Bug 91421

Comment 1 Carsten Lohrke (RETIRED) 2005-05-04 06:03:53 UTC

eh, sorry

Comment 2 Sune Kloppenborg Jeppesen (RETIRED) 2005-05-04 08:32:38 UTC

vapier please advise.

Comment 3 SpanKY 2005-05-04 17:24:05 UTC

we'll have to wait for an upstream release since tom doesnt provide a public cvs server

for now i'll just package.mask it

Comment 4 Jean-François Brunette (RETIRED) 2005-05-29 09:25:30 UTC

jaervosz is not available to watch the bug so I'll check regularly upstream for
the new versions.

Comment 5 Jean-François Brunette (RETIRED) 2005-06-08 06:22:28 UTC

The new version should be comign tommorow (June 9th)

Comment 6 Jean-François Brunette (RETIRED) 2005-06-09 08:36:11 UTC

1.03 has been released
http://libtomcrypt.org/download.html

vapier please bump

Comment 7 SpanKY 2005-06-10 16:52:55 UTC

1.03 now in portage

Comment 8 Jean-François Brunette (RETIRED) 2005-06-10 17:10:06 UTC

thanks Vapier

arches please mark stable

Comment 9 SpanKY 2005-06-10 18:17:33 UTC

i took care of that too

Comment 10 Jean-François Brunette (RETIRED) 2005-06-10 18:28:07 UTC

Sorry, I couldn't know because of the lag

Comment 11 Thierry Carrez (RETIRED) 2005-06-11 01:21:20 UTC

Without more info I vote 1/2 NO

Comment 12 Matthias Geerdsen (RETIRED) 2005-06-11 08:44:37 UTC

updated section from secunia:

Description:
A vulnerability has been reported in LibTomCrypt, which can be exploited by
malicious people to create valid signatures without the private key.

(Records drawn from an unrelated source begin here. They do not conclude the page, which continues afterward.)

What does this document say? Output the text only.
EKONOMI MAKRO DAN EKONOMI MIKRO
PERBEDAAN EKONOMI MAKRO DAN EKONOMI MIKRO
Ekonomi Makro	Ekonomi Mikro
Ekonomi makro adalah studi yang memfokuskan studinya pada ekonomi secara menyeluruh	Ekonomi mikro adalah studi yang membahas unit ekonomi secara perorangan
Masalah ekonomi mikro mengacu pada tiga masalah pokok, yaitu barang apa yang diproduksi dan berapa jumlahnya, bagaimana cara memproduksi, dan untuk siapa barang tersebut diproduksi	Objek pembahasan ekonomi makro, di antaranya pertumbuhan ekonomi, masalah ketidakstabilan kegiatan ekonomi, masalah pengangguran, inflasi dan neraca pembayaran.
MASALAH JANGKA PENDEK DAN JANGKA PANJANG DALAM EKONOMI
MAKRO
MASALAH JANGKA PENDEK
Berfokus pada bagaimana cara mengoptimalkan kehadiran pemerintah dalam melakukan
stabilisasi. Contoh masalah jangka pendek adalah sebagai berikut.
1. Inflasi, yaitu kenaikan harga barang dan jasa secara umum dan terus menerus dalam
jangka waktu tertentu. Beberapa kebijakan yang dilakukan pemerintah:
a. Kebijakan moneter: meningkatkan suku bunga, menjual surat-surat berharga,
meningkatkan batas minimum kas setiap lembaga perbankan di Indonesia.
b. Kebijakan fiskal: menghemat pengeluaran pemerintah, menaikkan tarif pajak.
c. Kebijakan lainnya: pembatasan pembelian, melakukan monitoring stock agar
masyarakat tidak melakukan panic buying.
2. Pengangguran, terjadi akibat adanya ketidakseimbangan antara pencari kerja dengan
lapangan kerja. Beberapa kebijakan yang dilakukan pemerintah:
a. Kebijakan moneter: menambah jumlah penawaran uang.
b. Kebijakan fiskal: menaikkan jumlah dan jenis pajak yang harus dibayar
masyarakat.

The vulnerability is caused due to a mathematical error in the implementation of
the El Gamal signature algorithm. This can be exploited to create valid
signatures and sign arbitrary messages without the private key via an
application using the ECC (Elliptic Curve Cryptosystem) signature scheme routines.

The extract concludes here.